Recordemos que Felipe fue uno de los primeros en ser llamados. Y que, de inmediato, quedó encandilado por Jesús. Tanto fue su fervor que le faltó tiempo para ir en busca de su amigo Natanael y llevarle a Jesús diciéndole: Hemos encontrado al que describen Moisés en la ley y los profetas: Jesús, hijo de José, natural de Nazaret (Jn 1, 45). Pero lo sorprendente es que, a pesar de su fervor, Jesús seguía siendo un extraño para Felipe.
Lo mismo sucede hoy entre cristianos fervorosos. Es que no es sencillo pasar de una fe infantil, la fe que depende de lo que sentimos y a la que estamos fuertemente apegados, a una fe adulta que no depende ya de lo que sentimos. Así se lo dijo Jesús a Tomás: Dichosos los que crean sin haber visto (Jn 20, 29).
Felipe, el fervoroso discípulo de Jesús, continuaba creyendo en el Dios de sus padres: el Dios infinito y todopoderoso encumbrado sobre las nubes del cielo.

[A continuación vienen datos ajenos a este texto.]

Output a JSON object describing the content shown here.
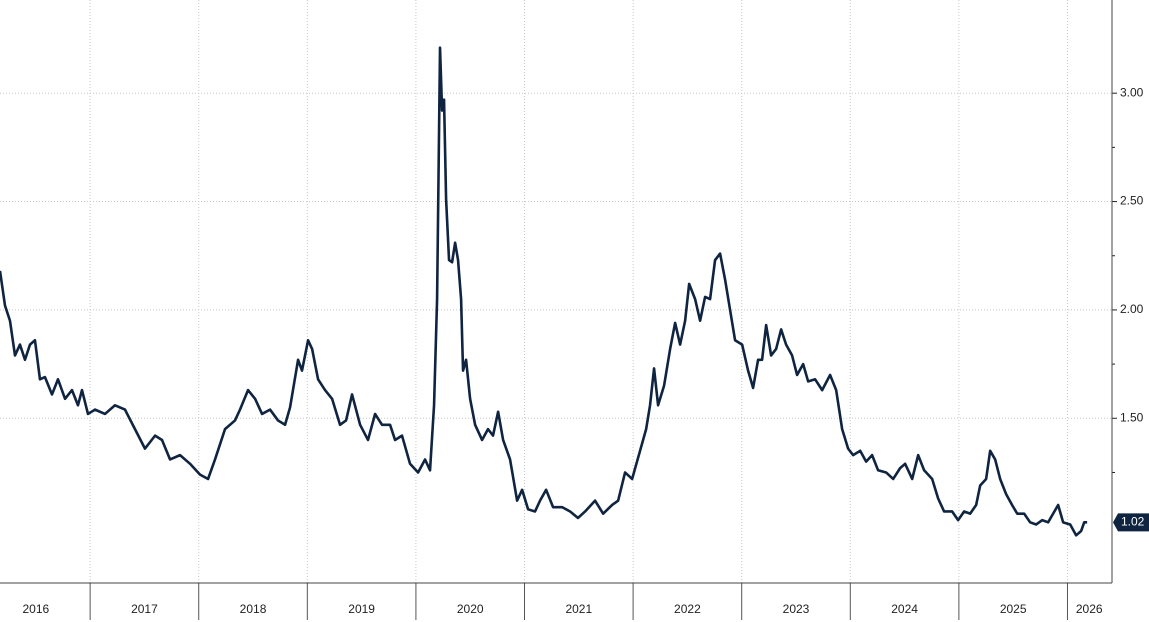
{
  "chart_data": {
    "type": "line",
    "series": [
      {
        "color": "#0f2440",
        "x": [
          2016.17,
          2016.216,
          2016.262,
          2016.308,
          2016.354,
          2016.4,
          2016.446,
          2016.492,
          2016.538,
          2016.584,
          2016.649,
          2016.704,
          2016.769,
          2016.833,
          2016.888,
          2016.925,
          2016.98,
          2017.045,
          2017.137,
          2017.229,
          2017.321,
          2017.413,
          2017.505,
          2017.598,
          2017.662,
          2017.736,
          2017.828,
          2017.92,
          2018.012,
          2018.086,
          2018.15,
          2018.242,
          2018.334,
          2018.38,
          2018.454,
          2018.519,
          2018.583,
          2018.657,
          2018.73,
          2018.795,
          2018.841,
          2018.915,
          2018.951,
          2019.007,
          2019.044,
          2019.099,
          2019.163,
          2019.228,
          2019.301,
          2019.357,
          2019.412,
          2019.486,
          2019.559,
          2019.624,
          2019.688,
          2019.762,
          2019.808,
          2019.872,
          2019.946,
          2020.02,
          2020.084,
          2020.13,
          2020.167,
          2020.195,
          2020.222,
          2020.241,
          2020.259,
          2020.278,
          2020.305,
          2020.333,
          2020.361,
          2020.388,
          2020.416,
          2020.434,
          2020.462,
          2020.499,
          2020.545,
          2020.609,
          2020.664,
          2020.71,
          2020.757,
          2020.803,
          2020.867,
          2020.932,
          2020.978,
          2021.033,
          2021.097,
          2021.143,
          2021.199,
          2021.263,
          2021.346,
          2021.42,
          2021.493,
          2021.558,
          2021.65,
          2021.724,
          2021.807,
          2021.862,
          2021.926,
          2021.991,
          2022.064,
          2022.12,
          2022.156,
          2022.193,
          2022.23,
          2022.285,
          2022.341,
          2022.387,
          2022.433,
          2022.479,
          2022.516,
          2022.571,
          2022.617,
          2022.663,
          2022.709,
          2022.755,
          2022.801,
          2022.847,
          2022.893,
          2022.939,
          2023.004,
          2023.059,
          2023.105,
          2023.151,
          2023.188,
          2023.225,
          2023.271,
          2023.317,
          2023.363,
          2023.409,
          2023.464,
          2023.51,
          2023.566,
          2023.612,
          2023.676,
          2023.741,
          2023.814,
          2023.87,
          2023.925,
          2023.98,
          2024.026,
          2024.091,
          2024.146,
          2024.201,
          2024.256,
          2024.33,
          2024.395,
          2024.459,
          2024.505,
          2024.57,
          2024.625,
          2024.68,
          2024.754,
          2024.809,
          2024.864,
          2024.938,
          2024.993,
          2025.048,
          2025.104,
          2025.159,
          2025.196,
          2025.251,
          2025.288,
          2025.334,
          2025.38,
          2025.435,
          2025.49,
          2025.537,
          2025.601,
          2025.656,
          2025.712,
          2025.767,
          2025.822,
          2025.868,
          2025.914,
          2025.96,
          2026.025,
          2026.08,
          2026.126,
          2026.154,
          2026.181
        ],
        "values": [
          2.18,
          2.02,
          1.95,
          1.79,
          1.84,
          1.77,
          1.84,
          1.86,
          1.68,
          1.69,
          1.61,
          1.68,
          1.59,
          1.63,
          1.56,
          1.63,
          1.52,
          1.54,
          1.52,
          1.56,
          1.54,
          1.45,
          1.36,
          1.42,
          1.4,
          1.31,
          1.33,
          1.29,
          1.24,
          1.22,
          1.31,
          1.45,
          1.49,
          1.54,
          1.63,
          1.59,
          1.52,
          1.54,
          1.49,
          1.47,
          1.55,
          1.77,
          1.72,
          1.86,
          1.82,
          1.68,
          1.63,
          1.59,
          1.47,
          1.49,
          1.61,
          1.47,
          1.4,
          1.52,
          1.47,
          1.47,
          1.4,
          1.42,
          1.29,
          1.25,
          1.31,
          1.26,
          1.56,
          2.05,
          3.21,
          2.92,
          2.97,
          2.51,
          2.23,
          2.22,
          2.31,
          2.23,
          2.05,
          1.72,
          1.77,
          1.59,
          1.47,
          1.4,
          1.45,
          1.42,
          1.53,
          1.4,
          1.31,
          1.12,
          1.17,
          1.08,
          1.07,
          1.12,
          1.17,
          1.09,
          1.09,
          1.07,
          1.04,
          1.07,
          1.12,
          1.06,
          1.1,
          1.12,
          1.25,
          1.22,
          1.35,
          1.45,
          1.56,
          1.73,
          1.56,
          1.65,
          1.82,
          1.94,
          1.84,
          1.95,
          2.12,
          2.05,
          1.95,
          2.06,
          2.05,
          2.23,
          2.26,
          2.14,
          2.0,
          1.86,
          1.84,
          1.72,
          1.64,
          1.77,
          1.77,
          1.93,
          1.79,
          1.82,
          1.91,
          1.84,
          1.79,
          1.7,
          1.75,
          1.67,
          1.68,
          1.63,
          1.7,
          1.63,
          1.45,
          1.36,
          1.33,
          1.35,
          1.3,
          1.33,
          1.26,
          1.25,
          1.22,
          1.27,
          1.29,
          1.22,
          1.33,
          1.26,
          1.22,
          1.13,
          1.07,
          1.07,
          1.03,
          1.07,
          1.06,
          1.1,
          1.19,
          1.22,
          1.35,
          1.31,
          1.22,
          1.15,
          1.1,
          1.06,
          1.06,
          1.02,
          1.01,
          1.03,
          1.02,
          1.06,
          1.1,
          1.02,
          1.01,
          0.96,
          0.98,
          1.02,
          1.02
        ]
      }
    ],
    "xlim": [
      2016.17,
      2026.41
    ],
    "xticks": [
      {
        "value": 2016.5,
        "label": "2016"
      },
      {
        "value": 2017.5,
        "label": "2017"
      },
      {
        "value": 2018.5,
        "label": "2018"
      },
      {
        "value": 2019.5,
        "label": "2019"
      },
      {
        "value": 2020.5,
        "label": "2020"
      },
      {
        "value": 2021.5,
        "label": "2021"
      },
      {
        "value": 2022.5,
        "label": "2022"
      },
      {
        "value": 2023.5,
        "label": "2023"
      },
      {
        "value": 2024.5,
        "label": "2024"
      },
      {
        "value": 2025.5,
        "label": "2025"
      },
      {
        "value": 2026.2,
        "label": "2026"
      }
    ],
    "ylim": [
      0.74,
      3.43
    ],
    "yticks": [
      {
        "value": 1.5,
        "label": "1.50"
      },
      {
        "value": 2,
        "label": "2.00"
      },
      {
        "value": 2.5,
        "label": "2.50"
      },
      {
        "value": 3,
        "label": "3.00"
      }
    ],
    "grid": true
  }
}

Ahora le toca desaprender lo aprendido; le toca aprender que ese Dios inconmensurable está ahí, ante sus ojos, en este Jesús de Nazaret de carne y hueso. Tiene que aprender que para conocer mejor a Dios necesita conocer mejor a Jesús.
Nosotros, los Felipes del tercer milenio, tenemos que aprender también a conocer a Jesús. ¿Cómo? Haciendo de los Evangelios la fuente de nuestra oración. De no ser así, la vida cristiana puede presumir de un superávit de piedad, y puede padecer un defícit de Evangelio. Y esto se traduce en una vida cristiana egocéntrica, poco centrada en Jesús.